Thursday, March 22, 2007

TIME to chill out, eh?

So the March 12 TIME Canada got a little over-enthusiastic in its canuckitiness, or a little paranoid of CRTC censors, or something...



What stands out? (Yeah, I kind of spoiled the search.)

See, the thing is, when I'm on the Dufferin bus, and not next to my calculator, even if I do vaguely know that an inch is about 2.54 cm, and that 180 cm is roughly six feet, what the fuck is 170 cm supposed to mean to me in two seconds or less? Or ever? Is it tall or short? How many centimetres is Stephen Harper anyway? What kind of a headline is that? How many Canadians would actually understand what this headline is saying? I didn't! And I'm young! (And patriotic enough to spell metre just so.) And how many Canadian magazines would print a howler like that? I'm guessing none. So there you have it.

(I checked, and yes, in the American TIME, it's written right; the deck isn't given, but it's there in paragraph four. Ps, my roommate thinks the vegan mention is weird too. He had veal tonight...)

Monday, March 19, 2007

Terrorist corporate violence -- literally

Chiquita, which sells bananas and used to be called United Fruit Company (in the olden days when it helped overthrow Guatemala's democracy), just admitted to conspiring with Colombian terrorists (from the NYT wire):

WASHINGTON (AP) -- Banana company Chiquita Brands International admitted in federal court Monday that for years it paid Colombian terrorists to protect its most profitable banana-growing operation.

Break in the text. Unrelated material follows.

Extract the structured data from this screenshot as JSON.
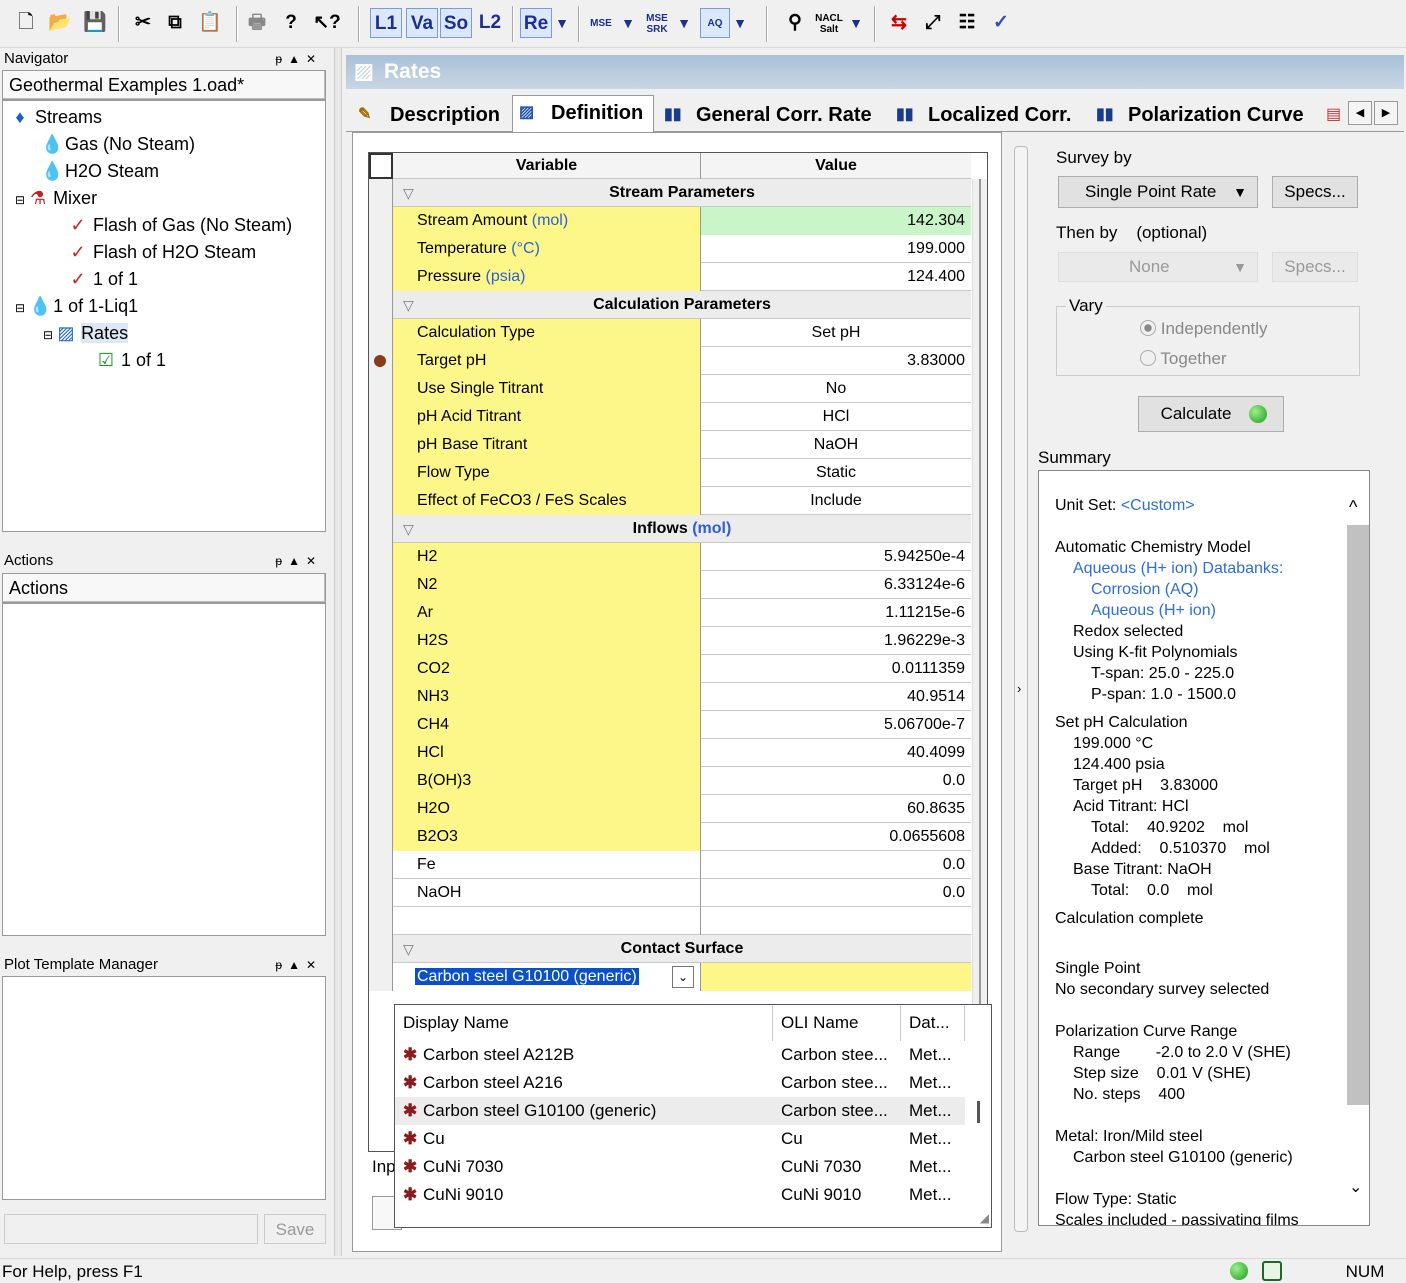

Read the full story. (The story equates leftist rebels with right-wing paramilitary groups, though it suggests the bulk of the payments went to the former.)

Monday, March 12, 2007

Enthusiasm in Advance

So a copy of the book -- pictured right -- came in the mail last week. Pretty slick. And the orange is arresting. For lack of anything better to do about this, I'm posting our (surprisingly?) excellent blurbs. Get ready to get this book. Here it is at the publisher's page (it's Greystone Books) and with an old cover sketch at Amazon.

Maude Barlow, Council of Canadians:

"Filled with passion, insight, pain, celebration and hope, Notes from Canada's Young Activists is proof positive that social justice in Canada is in good hands."

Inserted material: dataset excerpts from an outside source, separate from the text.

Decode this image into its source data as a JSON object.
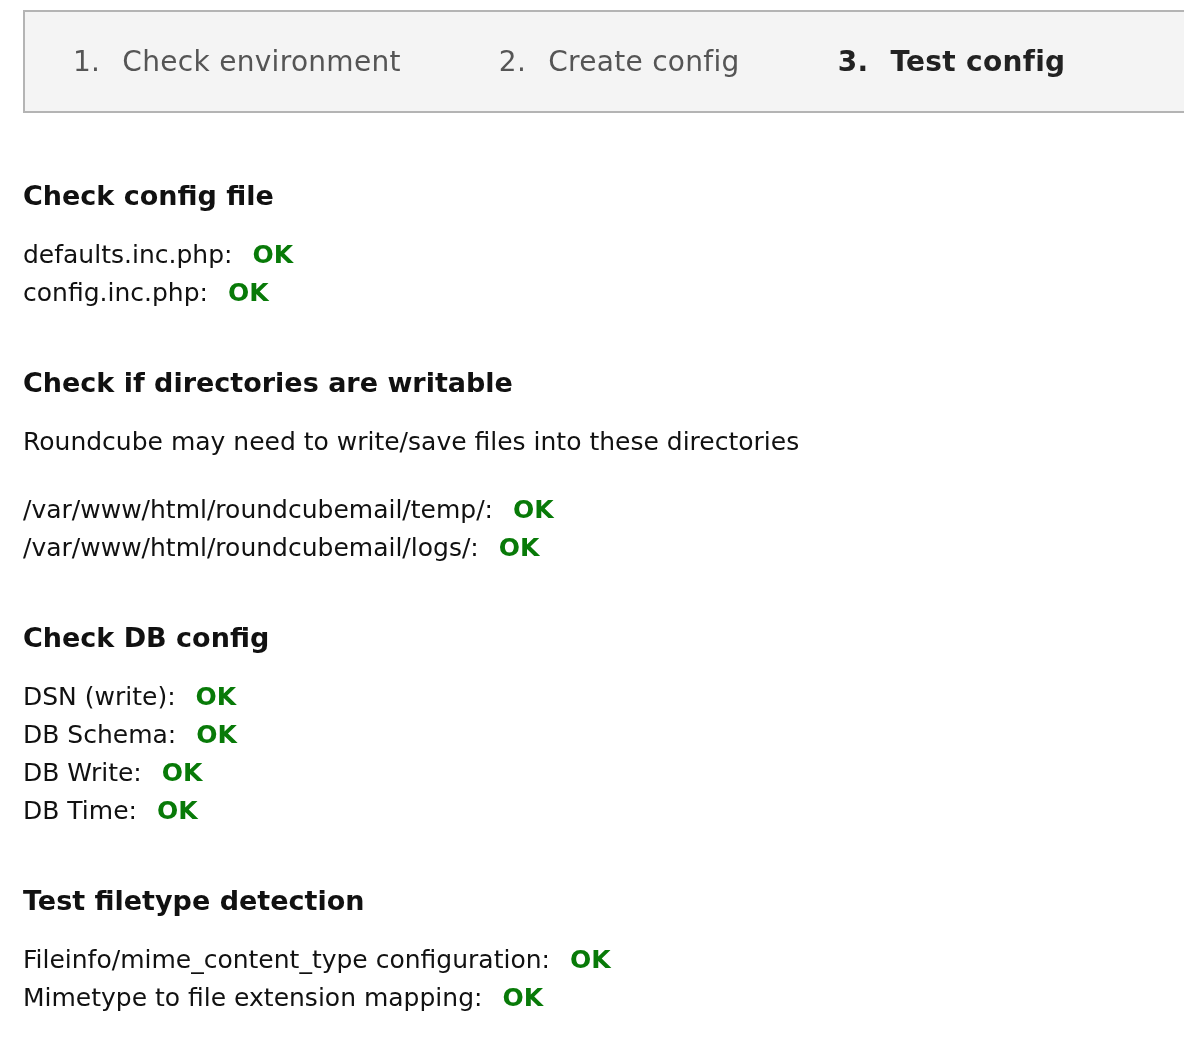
{
  "steps": [
    {
      "number": "1.",
      "label": "Check environment",
      "selected": false
    },
    {
      "number": "2.",
      "label": "Create config",
      "selected": false
    },
    {
      "number": "3.",
      "label": "Test config",
      "selected": true
    }
  ],
  "sections": [
    {
      "title": "Check config file",
      "items": [
        {
          "label": "defaults.inc.php:",
          "status": "OK"
        },
        {
          "label": "config.inc.php:",
          "status": "OK"
        }
      ]
    },
    {
      "title": "Check if directories are writable",
      "note": "Roundcube may need to write/save files into these directories",
      "items": [
        {
          "label": "/var/www/html/roundcubemail/temp/:",
          "status": "OK"
        },
        {
          "label": "/var/www/html/roundcubemail/logs/:",
          "status": "OK"
        }
      ]
    },
    {
      "title": "Check DB config",
      "items": [
        {
          "label": "DSN (write):",
          "status": "OK"
        },
        {
          "label": "DB Schema:",
          "status": "OK"
        },
        {
          "label": "DB Write:",
          "status": "OK"
        },
        {
          "label": "DB Time:",
          "status": "OK"
        }
      ]
    },
    {
      "title": "Test filetype detection",
      "items": [
        {
          "label": "Fileinfo/mime_content_type configuration:",
          "status": "OK"
        },
        {
          "label": "Mimetype to file extension mapping:",
          "status": "OK"
        }
      ]
    }
  ]
}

Wade Davis, author of One River:

"These remarkable essays, so heartfelt and rooted in experience, are the poems of our children. Honour alone demands that we listen."

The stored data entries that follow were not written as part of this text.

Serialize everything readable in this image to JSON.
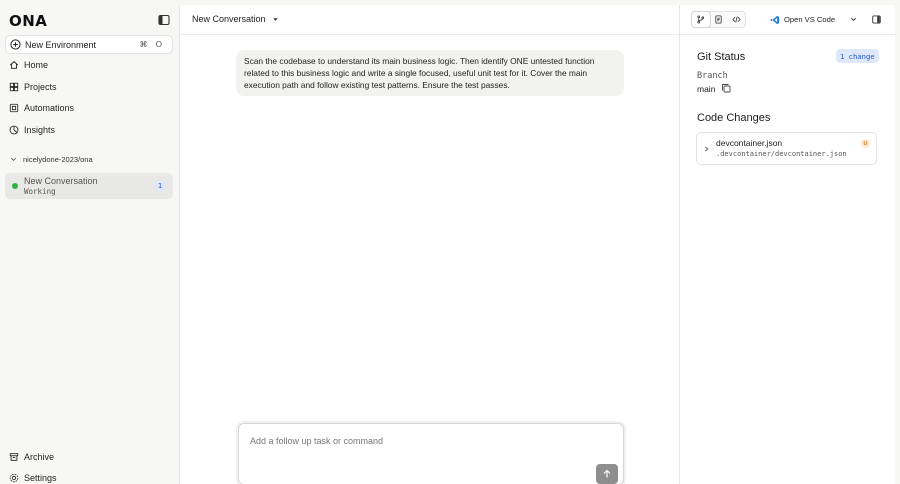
{
  "sidebar": {
    "logo": "ONA",
    "new_environment": {
      "label": "New Environment",
      "shortcut": "⌘ O"
    },
    "nav": [
      {
        "label": "Home",
        "icon": "home-icon"
      },
      {
        "label": "Projects",
        "icon": "projects-icon"
      },
      {
        "label": "Automations",
        "icon": "automations-icon"
      },
      {
        "label": "Insights",
        "icon": "insights-icon"
      }
    ],
    "group": {
      "label": "nicelydone-2023/ona",
      "icon": "chevron-down-icon"
    },
    "conversation": {
      "title": "New Conversation",
      "status": "Working",
      "count": "1",
      "status_color": "#2fb344"
    },
    "bottom": [
      {
        "label": "Archive",
        "icon": "archive-icon"
      },
      {
        "label": "Settings",
        "icon": "gear-icon"
      }
    ]
  },
  "main": {
    "title": "New Conversation",
    "message": "Scan the codebase to understand its main business logic. Then identify ONE untested function related to this business logic and write a single focused, useful unit test for it. Cover the main execution path and follow existing test patterns. Ensure the test passes.",
    "composer": {
      "placeholder": "Add a follow up task or command"
    }
  },
  "panel": {
    "open_vscode": "Open VS Code",
    "git_status": {
      "title": "Git Status",
      "badge": "1 change",
      "branch_label": "Branch",
      "branch": "main"
    },
    "code_changes": {
      "title": "Code Changes",
      "files": [
        {
          "name": "devcontainer.json",
          "path": ".devcontainer/devcontainer.json",
          "status": "U"
        }
      ]
    }
  },
  "colors": {
    "accent_blue": "#2457c5",
    "badge_bg": "#dfe8fb",
    "status_green": "#2fb344",
    "untracked_orange": "#d9822b"
  }
}
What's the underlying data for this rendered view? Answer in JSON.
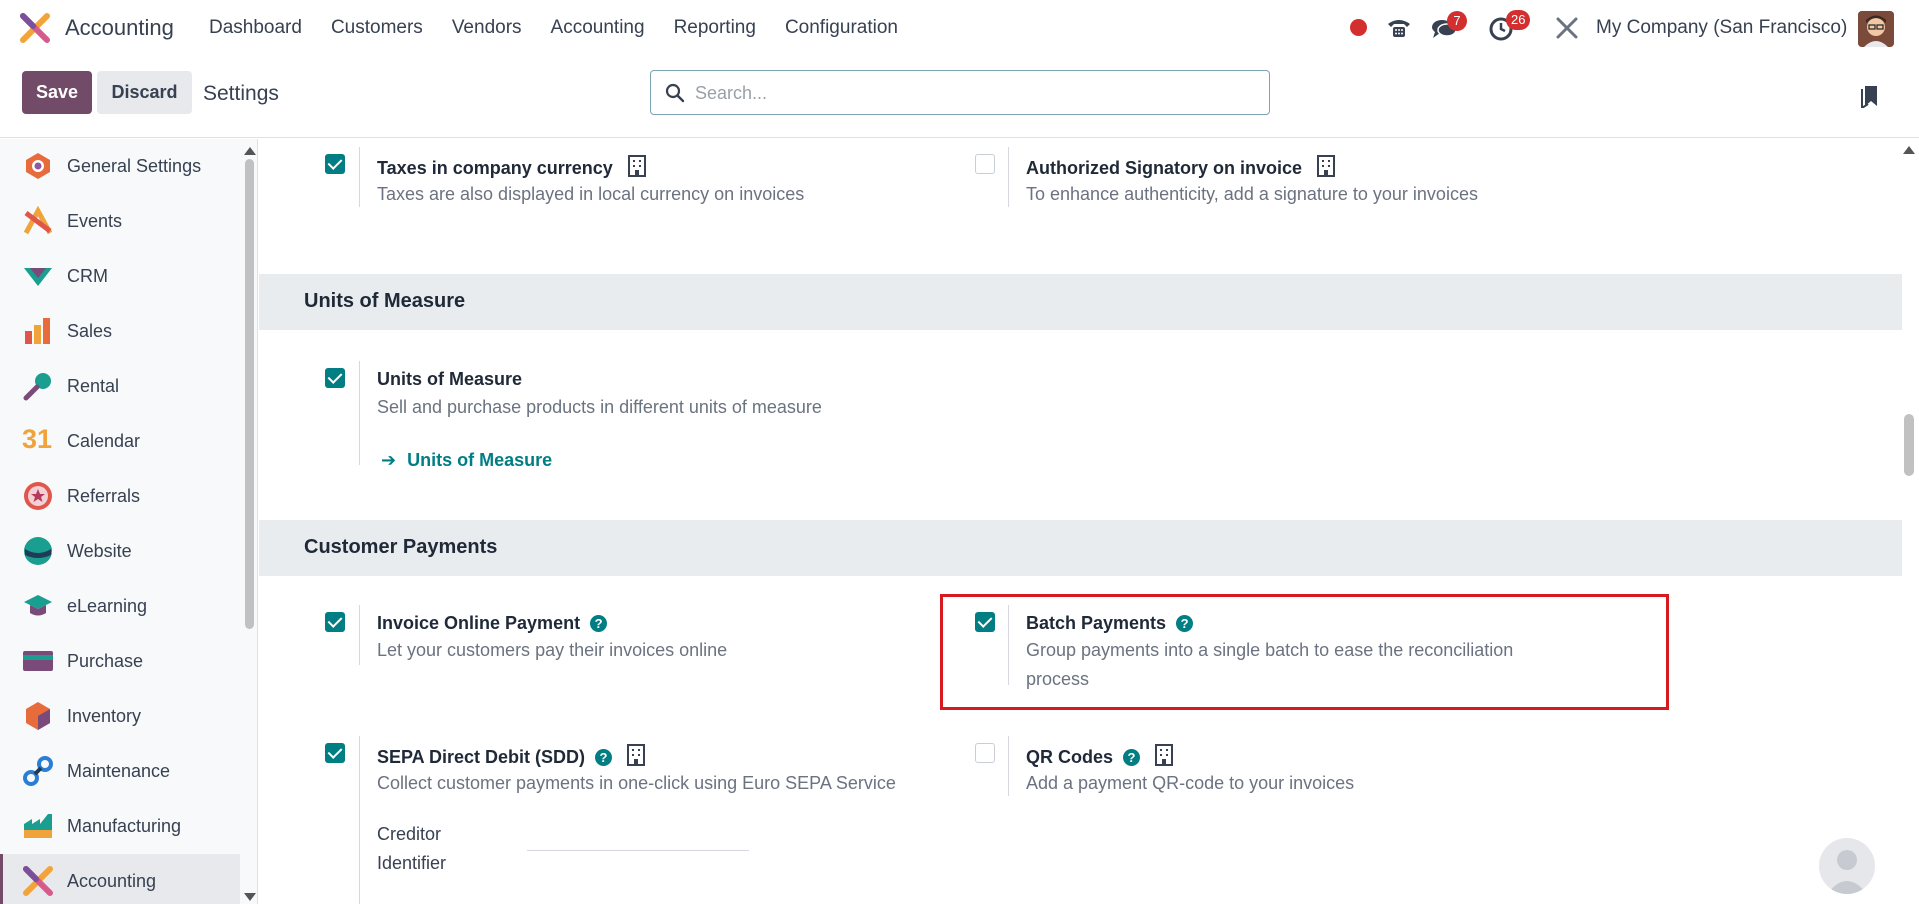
{
  "topbar": {
    "app_name": "Accounting",
    "menu": [
      "Dashboard",
      "Customers",
      "Vendors",
      "Accounting",
      "Reporting",
      "Configuration"
    ],
    "messages_count": "7",
    "activities_count": "26",
    "company": "My Company (San Francisco)"
  },
  "controlbar": {
    "save_label": "Save",
    "discard_label": "Discard",
    "breadcrumb": "Settings",
    "search_placeholder": "Search..."
  },
  "sidebar": {
    "items": [
      {
        "label": "General Settings",
        "icon": "general-settings-icon"
      },
      {
        "label": "Events",
        "icon": "events-icon"
      },
      {
        "label": "CRM",
        "icon": "crm-icon"
      },
      {
        "label": "Sales",
        "icon": "sales-icon"
      },
      {
        "label": "Rental",
        "icon": "rental-icon"
      },
      {
        "label": "Calendar",
        "icon": "calendar-icon"
      },
      {
        "label": "Referrals",
        "icon": "referrals-icon"
      },
      {
        "label": "Website",
        "icon": "website-icon"
      },
      {
        "label": "eLearning",
        "icon": "elearning-icon"
      },
      {
        "label": "Purchase",
        "icon": "purchase-icon"
      },
      {
        "label": "Inventory",
        "icon": "inventory-icon"
      },
      {
        "label": "Maintenance",
        "icon": "maintenance-icon"
      },
      {
        "label": "Manufacturing",
        "icon": "manufacturing-icon"
      },
      {
        "label": "Accounting",
        "icon": "accounting-icon",
        "active": true
      }
    ],
    "calendar_icon_text": "31"
  },
  "settings": {
    "taxes_currency": {
      "title": "Taxes in company currency",
      "desc": "Taxes are also displayed in local currency on invoices",
      "checked": true
    },
    "authorized_signatory": {
      "title": "Authorized Signatory on invoice",
      "desc": "To enhance authenticity, add a signature to your invoices",
      "checked": false
    },
    "uom_section": "Units of Measure",
    "uom": {
      "title": "Units of Measure",
      "desc": "Sell and purchase products in different units of measure",
      "link": "Units of Measure",
      "checked": true
    },
    "payments_section": "Customer Payments",
    "invoice_online_payment": {
      "title": "Invoice Online Payment",
      "desc": "Let your customers pay their invoices online",
      "checked": true
    },
    "batch_payments": {
      "title": "Batch Payments",
      "desc_line1": "Group payments into a single batch to ease the reconciliation",
      "desc_line2": "process",
      "checked": true
    },
    "sepa": {
      "title": "SEPA Direct Debit (SDD)",
      "desc": "Collect customer payments in one-click using Euro SEPA Service",
      "checked": true,
      "field_label_1": "Creditor",
      "field_label_2": "Identifier"
    },
    "qr_codes": {
      "title": "QR Codes",
      "desc": "Add a payment QR-code to your invoices",
      "checked": false
    }
  },
  "colors": {
    "brand": "#714b67",
    "accent": "#017e84",
    "highlight": "#d71920",
    "badge": "#d32f2f"
  }
}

Velcrow Ripper, Genie-winning director of SacredSacred and upcoming documentary Fierce Light:

"A treasure trove of possibility, offering much-needed hope in this time of global crisis. A heart expanding must-read."

...

For the record, I didn't actually write any of the stories in the book, I was just the craft kid. So this isn't completely self-promoting and boasting. I don't want to pull a Paul Wells here.